Ils dessinent pour le Japon

Japon

Pour récolter des fonds, des illustrateurs francophones se mobilisent.

L’initiative n’aurait peut-être jamais vu le jour pour une catastrophe touchant un autre pays (à part la Belgique). Elle n’en est pas moins louable, et illustre le lien fort qui unit certains dessinateurs avec le Japon, terre de BD s’il en est. Depuis quelques jours, le projet “Tsunami, des images pour le Japon” fait pas mal parler de lui. Le principe est simple: des membres de la communauté de graphistes Café Salé, émus par la catastrophe japonaise, ont décidé d’ouvrir un site Internet dédié à la collecte de dessins sur la tragédie japonaise. Ces dessins seront ensuite revendus aux enchères dans une galerie spécialisée à Paris et rassemblés dans un ouvrage collectif prévu pour la rentrée prochaine. Les bénéfices doivent être reversés à Give2Asia, une association de soutien aux victimes de la catastrophe.

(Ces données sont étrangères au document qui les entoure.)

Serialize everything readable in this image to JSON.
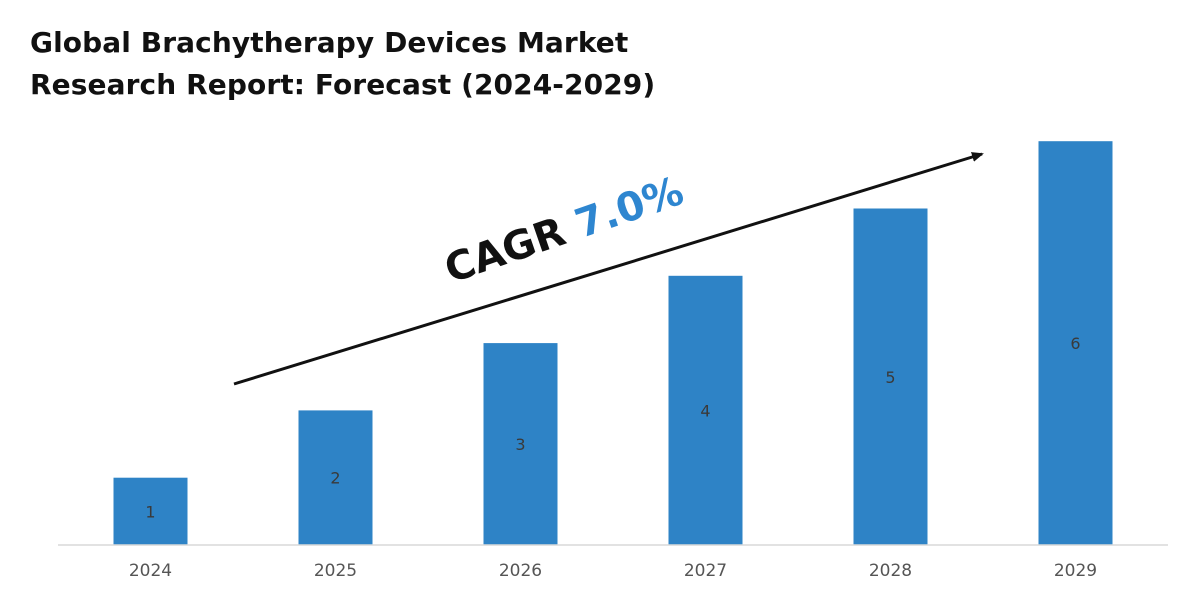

Au-delà de sa portée humanitaire, l’exercice est intéressant car il pose un certain nombre de questions. Comment rendre un hommage juste à travers un unique dessin? Faut-il une oeuvre joyeuse et porteuse d’espoir ou une illustration qui signifie la peine et la compassion? Comment jouer avec les clichés japonais sans tomber dans la caricature? Autant d’interrogations qui donnent, du coup, lieu à une production assez diversifiée, aux inspirations assez variées. Je vous ai fait une petite sélection personnelle en essayant d’établir une typologie de ces différentes oeuvres.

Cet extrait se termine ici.